Undated photo of Leonard Francis

This post has been updated to include the letters of censure for Wren, Conroy and Johnson.

Secretary of the Navy Richard V. Spencer has issued letters of censure to a retired admiral and two other senior officers who the service says accepted gifts and had an inappropriate relationship with Leonard ‘Fat Leonard’ Francis and the Glenn Defense Marine Asia company, USNI News has learned.

The letters, dated June 14, were issued to retired Rear Adm. Richard Wren, retired Capt. Timothy Conroy and Capt. Charles Johnson. The censure was “based on findings regarding each of those officers’ improper interactions with and acceptance of gifts from Glenn Defense Marine Asia (GDMA), a defense contractor and prohibited source,” according to a Navy statement provided to USNI News.
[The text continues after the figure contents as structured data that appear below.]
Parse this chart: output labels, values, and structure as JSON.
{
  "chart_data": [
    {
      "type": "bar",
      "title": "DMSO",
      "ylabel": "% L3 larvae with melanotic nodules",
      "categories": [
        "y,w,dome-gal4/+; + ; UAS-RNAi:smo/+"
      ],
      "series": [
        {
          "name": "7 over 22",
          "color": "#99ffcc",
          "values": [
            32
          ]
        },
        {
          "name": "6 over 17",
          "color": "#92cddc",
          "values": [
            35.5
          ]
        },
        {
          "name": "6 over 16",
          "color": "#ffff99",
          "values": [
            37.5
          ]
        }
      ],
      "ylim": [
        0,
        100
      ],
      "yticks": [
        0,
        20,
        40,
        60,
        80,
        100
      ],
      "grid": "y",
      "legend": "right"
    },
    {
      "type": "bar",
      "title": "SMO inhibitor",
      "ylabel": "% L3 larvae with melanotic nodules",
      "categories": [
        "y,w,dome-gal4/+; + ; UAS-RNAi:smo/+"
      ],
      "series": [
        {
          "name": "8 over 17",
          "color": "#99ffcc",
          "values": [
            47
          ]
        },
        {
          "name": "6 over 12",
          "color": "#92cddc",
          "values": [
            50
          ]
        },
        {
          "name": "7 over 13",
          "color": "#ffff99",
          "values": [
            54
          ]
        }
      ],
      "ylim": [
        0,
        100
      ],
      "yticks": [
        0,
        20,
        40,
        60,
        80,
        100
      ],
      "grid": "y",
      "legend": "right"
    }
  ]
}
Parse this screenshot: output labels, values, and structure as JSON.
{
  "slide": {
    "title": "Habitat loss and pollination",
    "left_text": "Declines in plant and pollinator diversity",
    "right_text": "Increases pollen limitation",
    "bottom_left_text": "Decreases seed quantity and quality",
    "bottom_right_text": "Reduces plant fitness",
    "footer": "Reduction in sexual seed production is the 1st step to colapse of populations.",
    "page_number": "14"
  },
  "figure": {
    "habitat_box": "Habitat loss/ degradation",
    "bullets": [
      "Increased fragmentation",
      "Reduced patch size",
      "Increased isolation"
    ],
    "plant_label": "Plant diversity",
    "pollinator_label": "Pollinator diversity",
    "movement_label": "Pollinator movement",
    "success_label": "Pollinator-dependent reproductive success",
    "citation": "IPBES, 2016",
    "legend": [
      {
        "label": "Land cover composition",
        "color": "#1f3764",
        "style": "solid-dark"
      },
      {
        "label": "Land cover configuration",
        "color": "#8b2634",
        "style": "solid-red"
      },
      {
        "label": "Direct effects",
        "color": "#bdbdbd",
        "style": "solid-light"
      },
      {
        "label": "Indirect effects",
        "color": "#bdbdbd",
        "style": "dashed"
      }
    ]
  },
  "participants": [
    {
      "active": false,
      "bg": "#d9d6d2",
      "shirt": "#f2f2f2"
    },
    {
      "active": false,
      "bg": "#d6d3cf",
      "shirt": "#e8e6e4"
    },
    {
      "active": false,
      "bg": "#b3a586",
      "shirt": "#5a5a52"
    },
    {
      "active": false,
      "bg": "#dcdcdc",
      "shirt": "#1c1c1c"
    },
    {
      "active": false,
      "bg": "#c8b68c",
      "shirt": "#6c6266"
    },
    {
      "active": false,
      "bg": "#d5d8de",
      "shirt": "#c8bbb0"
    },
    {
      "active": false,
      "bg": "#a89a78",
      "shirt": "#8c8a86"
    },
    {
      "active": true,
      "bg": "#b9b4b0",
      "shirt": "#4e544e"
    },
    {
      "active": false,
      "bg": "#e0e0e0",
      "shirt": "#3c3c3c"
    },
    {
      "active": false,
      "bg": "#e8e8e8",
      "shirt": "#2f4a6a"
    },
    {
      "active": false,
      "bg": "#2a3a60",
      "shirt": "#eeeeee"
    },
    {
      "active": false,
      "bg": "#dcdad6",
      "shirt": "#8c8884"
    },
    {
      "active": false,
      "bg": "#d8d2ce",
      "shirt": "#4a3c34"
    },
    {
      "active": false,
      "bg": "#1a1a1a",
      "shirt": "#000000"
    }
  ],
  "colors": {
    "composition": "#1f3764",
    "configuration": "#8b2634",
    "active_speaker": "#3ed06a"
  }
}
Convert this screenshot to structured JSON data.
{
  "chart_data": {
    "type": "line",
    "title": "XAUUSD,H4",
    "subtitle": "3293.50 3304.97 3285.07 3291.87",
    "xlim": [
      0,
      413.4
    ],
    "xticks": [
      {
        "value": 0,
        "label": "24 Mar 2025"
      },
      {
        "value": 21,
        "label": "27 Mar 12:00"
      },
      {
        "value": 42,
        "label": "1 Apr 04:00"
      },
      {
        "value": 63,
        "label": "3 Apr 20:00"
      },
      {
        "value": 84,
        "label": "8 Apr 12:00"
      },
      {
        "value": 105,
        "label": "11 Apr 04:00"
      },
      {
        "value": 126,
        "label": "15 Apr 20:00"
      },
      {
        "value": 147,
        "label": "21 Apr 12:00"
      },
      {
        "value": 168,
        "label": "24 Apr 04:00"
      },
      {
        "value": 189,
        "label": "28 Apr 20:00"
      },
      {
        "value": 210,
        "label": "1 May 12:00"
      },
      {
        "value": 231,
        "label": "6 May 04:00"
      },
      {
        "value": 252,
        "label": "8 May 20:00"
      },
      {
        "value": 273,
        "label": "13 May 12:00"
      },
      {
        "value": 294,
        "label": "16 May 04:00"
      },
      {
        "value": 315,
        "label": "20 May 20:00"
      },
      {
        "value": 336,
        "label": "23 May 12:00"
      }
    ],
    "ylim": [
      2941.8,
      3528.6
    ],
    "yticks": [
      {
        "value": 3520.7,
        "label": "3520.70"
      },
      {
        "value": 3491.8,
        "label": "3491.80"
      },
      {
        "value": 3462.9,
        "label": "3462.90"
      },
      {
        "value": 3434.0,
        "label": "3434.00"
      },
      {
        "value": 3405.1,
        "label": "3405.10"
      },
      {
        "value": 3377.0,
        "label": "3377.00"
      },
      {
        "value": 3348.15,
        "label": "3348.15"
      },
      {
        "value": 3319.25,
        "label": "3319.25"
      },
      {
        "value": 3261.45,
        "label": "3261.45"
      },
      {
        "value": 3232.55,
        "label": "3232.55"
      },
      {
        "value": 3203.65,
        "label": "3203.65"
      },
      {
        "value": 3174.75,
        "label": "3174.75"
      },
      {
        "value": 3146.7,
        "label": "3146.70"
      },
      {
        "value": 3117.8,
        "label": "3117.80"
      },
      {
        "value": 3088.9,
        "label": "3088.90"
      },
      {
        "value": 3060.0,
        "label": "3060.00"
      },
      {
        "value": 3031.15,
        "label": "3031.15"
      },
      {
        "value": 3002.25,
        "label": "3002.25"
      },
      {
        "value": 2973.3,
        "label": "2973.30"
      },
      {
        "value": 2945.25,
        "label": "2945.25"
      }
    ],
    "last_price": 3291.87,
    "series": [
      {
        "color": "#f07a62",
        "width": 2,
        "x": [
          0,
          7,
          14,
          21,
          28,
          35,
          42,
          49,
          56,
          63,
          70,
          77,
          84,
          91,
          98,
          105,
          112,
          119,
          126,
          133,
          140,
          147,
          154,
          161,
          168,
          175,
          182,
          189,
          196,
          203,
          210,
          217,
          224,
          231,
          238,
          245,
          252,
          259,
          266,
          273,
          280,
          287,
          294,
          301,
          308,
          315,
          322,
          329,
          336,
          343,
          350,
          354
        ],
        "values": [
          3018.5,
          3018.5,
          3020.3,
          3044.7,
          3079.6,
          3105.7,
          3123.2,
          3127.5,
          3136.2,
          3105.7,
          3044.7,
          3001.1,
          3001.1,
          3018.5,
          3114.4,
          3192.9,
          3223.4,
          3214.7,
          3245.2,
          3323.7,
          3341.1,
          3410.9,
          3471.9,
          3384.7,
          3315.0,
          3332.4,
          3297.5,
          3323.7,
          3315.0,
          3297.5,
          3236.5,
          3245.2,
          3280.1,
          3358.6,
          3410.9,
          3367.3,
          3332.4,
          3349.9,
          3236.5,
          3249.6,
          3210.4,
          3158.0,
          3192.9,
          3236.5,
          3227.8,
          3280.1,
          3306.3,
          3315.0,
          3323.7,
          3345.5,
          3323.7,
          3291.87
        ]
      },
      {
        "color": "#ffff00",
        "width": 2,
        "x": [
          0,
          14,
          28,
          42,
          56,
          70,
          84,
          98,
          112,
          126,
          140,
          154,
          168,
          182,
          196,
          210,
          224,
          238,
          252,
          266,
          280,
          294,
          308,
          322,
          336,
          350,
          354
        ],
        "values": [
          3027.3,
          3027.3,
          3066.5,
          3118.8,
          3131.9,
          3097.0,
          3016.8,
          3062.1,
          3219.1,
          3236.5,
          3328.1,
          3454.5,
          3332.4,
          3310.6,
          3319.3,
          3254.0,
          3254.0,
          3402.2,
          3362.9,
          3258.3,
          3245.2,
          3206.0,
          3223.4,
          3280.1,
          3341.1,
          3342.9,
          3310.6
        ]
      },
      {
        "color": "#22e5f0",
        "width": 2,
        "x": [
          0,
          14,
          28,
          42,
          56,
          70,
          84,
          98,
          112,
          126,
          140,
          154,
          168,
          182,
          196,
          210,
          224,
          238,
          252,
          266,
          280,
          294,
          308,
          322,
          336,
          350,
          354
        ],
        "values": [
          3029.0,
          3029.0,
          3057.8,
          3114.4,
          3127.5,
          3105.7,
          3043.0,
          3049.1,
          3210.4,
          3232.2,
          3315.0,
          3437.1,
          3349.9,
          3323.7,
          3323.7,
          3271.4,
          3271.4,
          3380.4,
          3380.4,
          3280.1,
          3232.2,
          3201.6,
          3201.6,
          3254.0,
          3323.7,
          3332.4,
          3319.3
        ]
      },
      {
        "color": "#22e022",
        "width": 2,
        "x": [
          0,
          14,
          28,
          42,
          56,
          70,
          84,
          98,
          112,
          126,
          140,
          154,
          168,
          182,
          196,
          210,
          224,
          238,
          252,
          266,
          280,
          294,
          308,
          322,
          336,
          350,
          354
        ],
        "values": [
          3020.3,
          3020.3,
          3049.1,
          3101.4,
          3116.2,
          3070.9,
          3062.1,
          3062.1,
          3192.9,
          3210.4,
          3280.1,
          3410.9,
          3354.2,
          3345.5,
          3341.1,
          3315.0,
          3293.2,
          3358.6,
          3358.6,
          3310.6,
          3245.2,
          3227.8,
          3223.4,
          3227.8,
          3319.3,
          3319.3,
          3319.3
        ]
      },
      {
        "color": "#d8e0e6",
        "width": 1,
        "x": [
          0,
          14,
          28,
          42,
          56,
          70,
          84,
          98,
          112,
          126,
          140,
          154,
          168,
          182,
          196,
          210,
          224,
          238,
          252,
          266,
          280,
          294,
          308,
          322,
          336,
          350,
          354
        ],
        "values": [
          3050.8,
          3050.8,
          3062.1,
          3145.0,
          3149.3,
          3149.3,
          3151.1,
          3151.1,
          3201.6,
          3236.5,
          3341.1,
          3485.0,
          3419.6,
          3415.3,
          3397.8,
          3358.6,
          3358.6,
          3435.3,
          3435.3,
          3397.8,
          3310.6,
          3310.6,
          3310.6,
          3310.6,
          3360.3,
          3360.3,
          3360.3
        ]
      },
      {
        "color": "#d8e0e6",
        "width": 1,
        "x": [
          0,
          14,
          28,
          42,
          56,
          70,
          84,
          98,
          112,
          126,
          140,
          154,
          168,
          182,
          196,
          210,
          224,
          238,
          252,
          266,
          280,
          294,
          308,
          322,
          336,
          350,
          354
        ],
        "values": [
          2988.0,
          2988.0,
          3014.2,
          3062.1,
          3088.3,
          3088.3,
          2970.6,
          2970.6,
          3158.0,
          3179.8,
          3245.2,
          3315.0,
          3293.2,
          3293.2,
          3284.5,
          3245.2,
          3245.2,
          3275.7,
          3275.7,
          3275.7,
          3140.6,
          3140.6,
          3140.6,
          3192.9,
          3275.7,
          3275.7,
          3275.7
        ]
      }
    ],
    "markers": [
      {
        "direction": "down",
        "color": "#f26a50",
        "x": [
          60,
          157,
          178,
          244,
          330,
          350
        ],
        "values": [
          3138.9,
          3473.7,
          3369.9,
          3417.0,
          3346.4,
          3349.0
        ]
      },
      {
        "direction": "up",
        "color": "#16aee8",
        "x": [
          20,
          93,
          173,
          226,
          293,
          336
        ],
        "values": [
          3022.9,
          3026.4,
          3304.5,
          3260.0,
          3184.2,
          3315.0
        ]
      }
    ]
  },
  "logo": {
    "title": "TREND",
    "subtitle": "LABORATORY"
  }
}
Wren served in Japan from 2007 to 2010 in positions including commander of the forward-deployed Carrier Strike Group 5. Conroy served as the chief of staff to the commander of Carrier Strike Group 7 in 2008 when he encountered Francis. Johnson, who is still in the Navy, served in several positions in the Western Pacific from 2004 to 2010, including the command of the guided-missile destroyer USS McCampbell (DDG-85).

Each letter outlines specific gifts, meals and incidents involving the officers that Spencer wrote violated the Navy’s code of ethics.

“It is incumbent that naval officers, particularly those placed in positions of great trust and responsibility, be held to the highest standards of both personal and professional behavior. Rear Adm. Wren, Capt. Conroy and Capt. Johnson, while serving in such positions, each disregarded those standards and engaged in conduct that reflected unethical and improper personal behavior and set poor standards of leadership,” Spencer wrote in a statement.
“Each officer’s conduct is an embarrassment to the thousands of officers, sailors and civilians who do the right thing every day.”

The letters of censure are the latest in a series of punishments that have spiraled out of the ongoing Department of Justice case in which Francis has pleaded guilty to charges of bribing Navy officials for classified information to help win husbanding contracts. Leonard was arrested in 2013.